What people basically say is that they’re better. They concentrate more in class. A number of people have told me that it’s like Adderall but without the side effects. Now these people are coming off Adderall and have used microdosing to help them taper off pharmaceuticals, or at the least to take their pharmaceutical use style, route down.
In your study, are you ensure a lot of people turning to microdosing as a way to come off pharmaceuticals?
For some people, it can take a year or two to come off of a pharmaceutical. A number of people have simply said that with microdosing it was much easier. They said they could do it without unbelievable agony. A girl who was coming off of some anti-psychotics that she probably should never have been put on said that it wasn’t that she didn’t using the same symptoms, but she didn’t identify with them so much better. She said that she could think of her mood swingings as her brain chemistry rebalancing.
“A number of people, by the time theyve finished a month, tell, ‘Im sleeping better, Im eating more healthy food, Ive returned to yoga and Im doing meditation.'”
What’s going on beneath the surface to create these changes?
What microdosing seems to do is rebalance people. Here’s a generalization, which is how I’ve come to this conclusion: A number of people, by the time they’ve finished a month, tell, “I’m sleeping better, I’m eating more healthy food, I’ve returned to yoga and I’m doing meditation.” They’ve improved their relationship to their body — or their body has improved their relationship to them.
One man quit smoking. He said that he knew smoking wasn’t good, and it was as if his body could actually help him make the decision. What seems to happen with microdosing is that you’re more attuned to your own real needs.
Why has there been so little research into microdosing ?
There are two main problems. One is that nobody was interested in microdosing, even a couple of years ago. The early research was always high-dose, and the fact that you could take psychedelics as a microdose didn’t occur to people. The only person we knew of who microdosed severely was Hofmann … It was basically invisible during the time when research was legal and most of the time when it wasn’t.

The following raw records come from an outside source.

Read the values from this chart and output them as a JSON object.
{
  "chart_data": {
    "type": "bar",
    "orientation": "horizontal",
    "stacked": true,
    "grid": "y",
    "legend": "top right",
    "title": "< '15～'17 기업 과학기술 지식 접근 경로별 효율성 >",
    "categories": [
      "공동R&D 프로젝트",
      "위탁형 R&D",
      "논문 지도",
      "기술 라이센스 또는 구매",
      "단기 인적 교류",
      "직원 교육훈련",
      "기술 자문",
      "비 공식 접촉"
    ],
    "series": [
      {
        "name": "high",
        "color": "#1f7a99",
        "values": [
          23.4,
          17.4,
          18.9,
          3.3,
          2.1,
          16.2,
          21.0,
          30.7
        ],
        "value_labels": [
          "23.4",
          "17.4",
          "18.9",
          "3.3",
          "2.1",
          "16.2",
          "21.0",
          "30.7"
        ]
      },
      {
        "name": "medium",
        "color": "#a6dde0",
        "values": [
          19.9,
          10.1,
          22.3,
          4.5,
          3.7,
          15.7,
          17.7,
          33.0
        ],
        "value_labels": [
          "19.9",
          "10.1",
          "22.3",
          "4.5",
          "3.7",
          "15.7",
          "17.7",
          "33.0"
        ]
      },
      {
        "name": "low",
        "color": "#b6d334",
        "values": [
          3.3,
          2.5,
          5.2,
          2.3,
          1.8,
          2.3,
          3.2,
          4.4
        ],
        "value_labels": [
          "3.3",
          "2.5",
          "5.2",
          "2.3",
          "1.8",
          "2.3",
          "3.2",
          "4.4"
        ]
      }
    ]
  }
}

On the other side of it, I talked with a major researcher who’s done a number of psychedelic analyzes and who said that he would love to do a microdosing study. I asked him what was stopping him. He said that the Institutional Review Board is not going to say, “Oh you want to give a Schedule I medication to people every few days and have them just go run around? ” It’s going to be really hard.
Now, there are two groups, one in Australia and one in Europe, who are starting microdosing analyzes. I’m working with both of those groups on designing the studies.